Many solutions are available via google search: probability birthday same day
These "at least" kind of questions are worked out by calculating:
1 - P (none)
since the sum of probabilities of an event occuring and its not occuring is 1.
That is, P (event occurs) + P (event doesn't occur) = 1
P (at least two, i.e. two or more, people share their birthdate) = 1 - P (nobody has the same birthdate)
Now, if the numerator stands for the no. of favourable cases and the denominator represents the total no. of possibilities, then
The first person can have their birthday on any day of the year, i.e. 365 cases favourable out of 365.
For the second person to have a DIFFERENT birthdate, all days would be favourable EXCEPT the birthdate of the first person, i.e. 364 days out of 365.

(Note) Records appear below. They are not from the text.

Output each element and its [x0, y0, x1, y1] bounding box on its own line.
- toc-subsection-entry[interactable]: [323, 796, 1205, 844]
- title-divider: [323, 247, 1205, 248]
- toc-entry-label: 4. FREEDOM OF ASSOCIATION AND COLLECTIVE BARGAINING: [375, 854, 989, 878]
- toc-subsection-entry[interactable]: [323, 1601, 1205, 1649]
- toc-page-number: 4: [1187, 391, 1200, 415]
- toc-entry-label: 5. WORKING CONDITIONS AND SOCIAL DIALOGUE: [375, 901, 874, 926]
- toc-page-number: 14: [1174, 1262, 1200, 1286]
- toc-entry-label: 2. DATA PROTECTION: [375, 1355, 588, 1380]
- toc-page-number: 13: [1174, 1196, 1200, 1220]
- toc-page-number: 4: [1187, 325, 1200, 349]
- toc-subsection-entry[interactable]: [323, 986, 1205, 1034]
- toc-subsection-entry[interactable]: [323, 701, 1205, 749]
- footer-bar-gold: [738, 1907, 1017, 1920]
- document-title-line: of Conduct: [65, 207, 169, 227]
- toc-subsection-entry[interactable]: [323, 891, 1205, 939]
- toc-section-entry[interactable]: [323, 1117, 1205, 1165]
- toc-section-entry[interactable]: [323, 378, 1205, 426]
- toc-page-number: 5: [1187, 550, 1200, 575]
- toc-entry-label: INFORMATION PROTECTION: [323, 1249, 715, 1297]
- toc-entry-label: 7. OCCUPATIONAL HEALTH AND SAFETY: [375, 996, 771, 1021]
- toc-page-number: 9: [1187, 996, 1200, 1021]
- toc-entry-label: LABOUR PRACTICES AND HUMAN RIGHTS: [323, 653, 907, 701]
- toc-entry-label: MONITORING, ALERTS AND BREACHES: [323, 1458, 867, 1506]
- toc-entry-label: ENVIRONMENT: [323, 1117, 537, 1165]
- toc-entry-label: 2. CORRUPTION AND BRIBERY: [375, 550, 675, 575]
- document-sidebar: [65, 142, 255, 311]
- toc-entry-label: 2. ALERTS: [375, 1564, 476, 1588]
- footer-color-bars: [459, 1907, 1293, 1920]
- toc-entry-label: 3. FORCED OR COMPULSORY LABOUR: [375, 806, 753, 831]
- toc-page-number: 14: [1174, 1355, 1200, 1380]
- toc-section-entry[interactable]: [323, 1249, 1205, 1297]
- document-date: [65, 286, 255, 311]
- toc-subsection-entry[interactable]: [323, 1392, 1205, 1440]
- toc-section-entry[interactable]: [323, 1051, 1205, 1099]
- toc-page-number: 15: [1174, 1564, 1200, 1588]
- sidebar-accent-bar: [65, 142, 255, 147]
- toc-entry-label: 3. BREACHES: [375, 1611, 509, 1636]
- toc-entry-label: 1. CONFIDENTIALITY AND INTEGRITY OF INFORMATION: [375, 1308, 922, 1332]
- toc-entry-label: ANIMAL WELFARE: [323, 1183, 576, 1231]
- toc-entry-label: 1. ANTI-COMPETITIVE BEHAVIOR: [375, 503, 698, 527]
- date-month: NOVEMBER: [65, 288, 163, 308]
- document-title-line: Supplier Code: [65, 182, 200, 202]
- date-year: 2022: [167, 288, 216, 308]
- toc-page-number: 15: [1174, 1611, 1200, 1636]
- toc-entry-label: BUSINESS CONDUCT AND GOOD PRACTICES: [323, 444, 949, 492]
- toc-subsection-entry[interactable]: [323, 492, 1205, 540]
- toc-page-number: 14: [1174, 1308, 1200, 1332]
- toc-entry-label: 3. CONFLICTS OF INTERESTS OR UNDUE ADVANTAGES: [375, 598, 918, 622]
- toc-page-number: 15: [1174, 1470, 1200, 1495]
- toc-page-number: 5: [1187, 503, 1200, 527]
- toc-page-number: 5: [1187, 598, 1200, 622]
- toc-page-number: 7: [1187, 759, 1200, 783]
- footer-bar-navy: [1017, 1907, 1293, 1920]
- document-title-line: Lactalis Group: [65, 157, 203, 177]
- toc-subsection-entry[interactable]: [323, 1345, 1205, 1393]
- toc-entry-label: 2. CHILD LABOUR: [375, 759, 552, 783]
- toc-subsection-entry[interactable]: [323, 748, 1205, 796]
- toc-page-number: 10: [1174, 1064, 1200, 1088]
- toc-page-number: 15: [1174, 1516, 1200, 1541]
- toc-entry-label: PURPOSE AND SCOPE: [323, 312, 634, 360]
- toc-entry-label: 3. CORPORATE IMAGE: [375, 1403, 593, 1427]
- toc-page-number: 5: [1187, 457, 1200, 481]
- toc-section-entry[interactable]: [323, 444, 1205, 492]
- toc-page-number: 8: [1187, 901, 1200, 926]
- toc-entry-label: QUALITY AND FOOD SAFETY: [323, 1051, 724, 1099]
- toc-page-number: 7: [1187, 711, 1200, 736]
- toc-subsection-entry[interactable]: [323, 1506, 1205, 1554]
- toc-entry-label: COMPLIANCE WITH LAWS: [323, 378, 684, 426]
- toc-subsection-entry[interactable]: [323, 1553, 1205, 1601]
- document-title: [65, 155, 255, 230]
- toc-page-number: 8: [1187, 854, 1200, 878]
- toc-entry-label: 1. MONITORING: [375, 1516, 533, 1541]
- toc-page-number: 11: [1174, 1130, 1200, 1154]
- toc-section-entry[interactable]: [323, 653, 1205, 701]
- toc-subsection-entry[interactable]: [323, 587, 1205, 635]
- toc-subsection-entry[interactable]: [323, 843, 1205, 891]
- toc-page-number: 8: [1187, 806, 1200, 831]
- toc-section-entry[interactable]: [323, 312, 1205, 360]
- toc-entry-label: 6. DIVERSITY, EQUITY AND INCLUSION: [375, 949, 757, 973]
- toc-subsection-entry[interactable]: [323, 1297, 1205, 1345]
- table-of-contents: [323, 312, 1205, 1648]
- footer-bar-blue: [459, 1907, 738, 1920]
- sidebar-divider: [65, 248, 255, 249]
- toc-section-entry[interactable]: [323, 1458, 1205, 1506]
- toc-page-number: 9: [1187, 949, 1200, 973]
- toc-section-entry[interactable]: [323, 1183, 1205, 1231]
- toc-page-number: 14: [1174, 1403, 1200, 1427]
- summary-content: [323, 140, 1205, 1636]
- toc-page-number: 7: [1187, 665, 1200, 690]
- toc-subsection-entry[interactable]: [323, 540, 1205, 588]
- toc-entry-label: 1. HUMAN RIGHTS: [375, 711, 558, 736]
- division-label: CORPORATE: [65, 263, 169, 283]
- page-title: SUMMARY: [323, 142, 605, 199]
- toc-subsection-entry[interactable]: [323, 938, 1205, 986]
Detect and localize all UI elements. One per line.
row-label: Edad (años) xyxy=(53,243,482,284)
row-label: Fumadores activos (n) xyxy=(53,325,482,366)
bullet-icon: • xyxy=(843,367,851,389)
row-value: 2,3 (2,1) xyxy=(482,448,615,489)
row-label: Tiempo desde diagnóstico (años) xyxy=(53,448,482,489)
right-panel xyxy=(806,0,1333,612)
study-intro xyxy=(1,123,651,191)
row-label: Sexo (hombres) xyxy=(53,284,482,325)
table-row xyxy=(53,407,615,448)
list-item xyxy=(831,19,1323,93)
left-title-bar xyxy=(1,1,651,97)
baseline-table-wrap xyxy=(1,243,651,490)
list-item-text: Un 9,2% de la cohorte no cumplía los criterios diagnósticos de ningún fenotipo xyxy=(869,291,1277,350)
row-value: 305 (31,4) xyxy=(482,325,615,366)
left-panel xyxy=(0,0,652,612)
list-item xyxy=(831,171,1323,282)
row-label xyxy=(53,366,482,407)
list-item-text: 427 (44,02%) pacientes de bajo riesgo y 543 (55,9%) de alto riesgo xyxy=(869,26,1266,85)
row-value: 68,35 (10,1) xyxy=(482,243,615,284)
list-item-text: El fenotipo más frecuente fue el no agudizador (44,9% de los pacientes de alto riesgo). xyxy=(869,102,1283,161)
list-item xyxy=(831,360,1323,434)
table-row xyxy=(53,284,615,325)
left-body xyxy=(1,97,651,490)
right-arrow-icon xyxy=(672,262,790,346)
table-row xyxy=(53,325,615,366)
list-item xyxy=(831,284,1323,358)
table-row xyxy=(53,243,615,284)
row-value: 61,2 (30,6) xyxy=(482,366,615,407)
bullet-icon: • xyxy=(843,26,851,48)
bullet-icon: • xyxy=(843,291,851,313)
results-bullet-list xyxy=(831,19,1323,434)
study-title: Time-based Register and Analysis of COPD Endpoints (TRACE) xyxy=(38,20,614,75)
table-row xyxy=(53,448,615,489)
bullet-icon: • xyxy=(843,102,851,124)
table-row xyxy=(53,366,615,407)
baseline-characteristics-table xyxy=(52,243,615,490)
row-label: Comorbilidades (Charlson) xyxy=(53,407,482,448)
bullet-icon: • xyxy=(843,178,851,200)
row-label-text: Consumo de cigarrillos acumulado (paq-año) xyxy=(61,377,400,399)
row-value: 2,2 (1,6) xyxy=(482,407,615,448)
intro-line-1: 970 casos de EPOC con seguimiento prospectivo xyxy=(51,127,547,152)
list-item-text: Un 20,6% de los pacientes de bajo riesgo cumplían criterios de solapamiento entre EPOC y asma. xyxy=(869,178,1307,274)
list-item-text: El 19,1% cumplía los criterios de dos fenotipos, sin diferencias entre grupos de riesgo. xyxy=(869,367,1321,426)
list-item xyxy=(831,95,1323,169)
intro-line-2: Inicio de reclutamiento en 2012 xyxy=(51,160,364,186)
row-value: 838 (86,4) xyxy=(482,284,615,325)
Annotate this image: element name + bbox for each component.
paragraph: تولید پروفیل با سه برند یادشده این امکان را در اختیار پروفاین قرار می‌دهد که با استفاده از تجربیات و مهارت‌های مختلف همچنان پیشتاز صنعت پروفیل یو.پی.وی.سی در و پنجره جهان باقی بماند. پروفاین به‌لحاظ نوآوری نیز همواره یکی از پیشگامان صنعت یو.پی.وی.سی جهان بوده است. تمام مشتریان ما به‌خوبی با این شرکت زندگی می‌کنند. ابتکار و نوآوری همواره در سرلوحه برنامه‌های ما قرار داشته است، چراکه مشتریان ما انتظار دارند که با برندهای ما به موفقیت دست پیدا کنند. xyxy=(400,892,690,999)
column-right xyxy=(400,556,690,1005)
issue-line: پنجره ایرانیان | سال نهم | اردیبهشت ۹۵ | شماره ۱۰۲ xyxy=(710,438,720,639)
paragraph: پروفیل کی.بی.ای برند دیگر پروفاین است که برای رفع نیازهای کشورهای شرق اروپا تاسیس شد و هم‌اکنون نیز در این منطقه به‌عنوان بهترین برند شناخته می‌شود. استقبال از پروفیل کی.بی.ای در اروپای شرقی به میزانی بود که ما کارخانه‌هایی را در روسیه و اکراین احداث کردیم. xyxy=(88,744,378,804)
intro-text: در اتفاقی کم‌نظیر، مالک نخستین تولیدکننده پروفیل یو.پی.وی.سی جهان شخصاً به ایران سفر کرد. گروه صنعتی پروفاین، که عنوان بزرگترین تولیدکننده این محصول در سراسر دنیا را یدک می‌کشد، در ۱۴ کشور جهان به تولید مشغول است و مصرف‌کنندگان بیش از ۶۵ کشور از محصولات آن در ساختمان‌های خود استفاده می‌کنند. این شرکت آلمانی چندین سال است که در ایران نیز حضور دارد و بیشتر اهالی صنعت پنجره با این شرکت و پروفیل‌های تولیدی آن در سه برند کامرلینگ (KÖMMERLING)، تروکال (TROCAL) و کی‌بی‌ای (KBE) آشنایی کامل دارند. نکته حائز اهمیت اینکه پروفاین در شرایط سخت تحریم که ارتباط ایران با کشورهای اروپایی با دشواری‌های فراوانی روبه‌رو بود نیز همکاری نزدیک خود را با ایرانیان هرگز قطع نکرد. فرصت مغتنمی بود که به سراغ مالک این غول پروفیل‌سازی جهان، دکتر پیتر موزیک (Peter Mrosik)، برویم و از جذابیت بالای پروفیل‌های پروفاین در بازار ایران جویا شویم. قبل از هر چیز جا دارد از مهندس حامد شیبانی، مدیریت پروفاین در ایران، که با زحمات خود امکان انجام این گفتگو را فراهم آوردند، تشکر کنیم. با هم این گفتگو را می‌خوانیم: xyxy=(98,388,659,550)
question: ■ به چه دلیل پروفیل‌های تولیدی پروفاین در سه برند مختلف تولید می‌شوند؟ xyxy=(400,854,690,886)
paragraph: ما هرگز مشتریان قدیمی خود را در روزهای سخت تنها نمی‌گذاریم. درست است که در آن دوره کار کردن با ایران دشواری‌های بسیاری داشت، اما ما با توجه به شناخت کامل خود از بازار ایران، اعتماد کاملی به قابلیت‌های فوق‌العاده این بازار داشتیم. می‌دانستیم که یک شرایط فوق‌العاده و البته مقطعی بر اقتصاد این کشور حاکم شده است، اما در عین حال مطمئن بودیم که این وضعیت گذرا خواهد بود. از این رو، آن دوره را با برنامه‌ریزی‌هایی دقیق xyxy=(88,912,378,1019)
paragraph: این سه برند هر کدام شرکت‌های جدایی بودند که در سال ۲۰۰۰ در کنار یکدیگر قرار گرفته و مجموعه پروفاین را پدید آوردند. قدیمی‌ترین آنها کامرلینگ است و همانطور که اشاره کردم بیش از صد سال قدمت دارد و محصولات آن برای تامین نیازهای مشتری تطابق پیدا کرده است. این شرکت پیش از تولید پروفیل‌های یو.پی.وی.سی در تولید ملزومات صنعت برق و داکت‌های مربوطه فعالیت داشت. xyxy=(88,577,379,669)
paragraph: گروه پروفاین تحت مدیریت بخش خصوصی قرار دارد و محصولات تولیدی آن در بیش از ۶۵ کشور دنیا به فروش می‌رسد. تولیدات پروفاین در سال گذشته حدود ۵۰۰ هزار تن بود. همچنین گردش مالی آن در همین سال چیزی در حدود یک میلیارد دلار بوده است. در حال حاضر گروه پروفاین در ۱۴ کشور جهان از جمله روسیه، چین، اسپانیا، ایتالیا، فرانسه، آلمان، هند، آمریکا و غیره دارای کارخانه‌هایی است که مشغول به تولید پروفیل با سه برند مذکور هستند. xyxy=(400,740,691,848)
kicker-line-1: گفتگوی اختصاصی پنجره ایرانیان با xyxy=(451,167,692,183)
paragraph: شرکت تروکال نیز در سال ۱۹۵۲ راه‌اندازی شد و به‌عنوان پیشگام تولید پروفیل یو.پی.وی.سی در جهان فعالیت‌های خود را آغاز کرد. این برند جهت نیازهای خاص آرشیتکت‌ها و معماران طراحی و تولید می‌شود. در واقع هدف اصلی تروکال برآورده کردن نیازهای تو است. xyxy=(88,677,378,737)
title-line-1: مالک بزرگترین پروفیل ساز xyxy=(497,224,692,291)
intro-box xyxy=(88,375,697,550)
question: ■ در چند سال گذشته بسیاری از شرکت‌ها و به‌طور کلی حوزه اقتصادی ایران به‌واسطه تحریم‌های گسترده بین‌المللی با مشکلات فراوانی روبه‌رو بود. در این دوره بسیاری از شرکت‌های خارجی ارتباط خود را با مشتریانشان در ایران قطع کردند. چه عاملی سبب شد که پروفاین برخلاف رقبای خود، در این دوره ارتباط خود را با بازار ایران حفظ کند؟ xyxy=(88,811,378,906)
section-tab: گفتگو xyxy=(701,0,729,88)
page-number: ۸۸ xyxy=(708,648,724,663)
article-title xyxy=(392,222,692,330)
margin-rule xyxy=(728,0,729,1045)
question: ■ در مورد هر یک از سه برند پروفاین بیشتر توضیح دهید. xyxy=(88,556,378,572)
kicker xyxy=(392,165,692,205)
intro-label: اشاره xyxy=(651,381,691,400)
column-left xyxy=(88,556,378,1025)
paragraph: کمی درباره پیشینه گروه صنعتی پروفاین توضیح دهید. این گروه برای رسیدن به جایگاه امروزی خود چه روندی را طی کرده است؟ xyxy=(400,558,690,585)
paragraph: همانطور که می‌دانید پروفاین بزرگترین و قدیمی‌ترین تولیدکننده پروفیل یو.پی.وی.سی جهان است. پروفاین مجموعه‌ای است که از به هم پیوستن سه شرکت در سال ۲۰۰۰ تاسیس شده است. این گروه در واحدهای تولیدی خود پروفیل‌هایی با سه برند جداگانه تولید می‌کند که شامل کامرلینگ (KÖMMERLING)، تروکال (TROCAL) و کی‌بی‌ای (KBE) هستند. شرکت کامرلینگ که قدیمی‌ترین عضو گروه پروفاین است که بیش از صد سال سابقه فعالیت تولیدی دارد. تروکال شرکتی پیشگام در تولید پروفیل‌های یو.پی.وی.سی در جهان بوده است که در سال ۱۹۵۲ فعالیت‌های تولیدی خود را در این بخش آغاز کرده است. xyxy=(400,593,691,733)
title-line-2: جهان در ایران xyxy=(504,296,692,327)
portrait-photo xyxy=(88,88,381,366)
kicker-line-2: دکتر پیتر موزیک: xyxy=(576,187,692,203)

For the third person to have a birthdate different from the first two, there would be (365-2) favourable days out of 365
and so on
Till the 23rd person, who needs to be born on the remaining (365-22) days [b'days of the previous 22 persons] to have a birthdate different from them all.
So the possibility that NOBODY shares the same b'day is:
365/365 * (365-1)/365 * (365-2)/365 * ...... * (365-22)/365
which, using permutation symbology, can be written as:
(365)_P_(23) / (365)^23
[Since the denominator gets repeated 23 times]
AND THE ANSWER IS:
1 - P (nobody shares the same birthday)
= 1 - (365)_P_(23) / (365)^23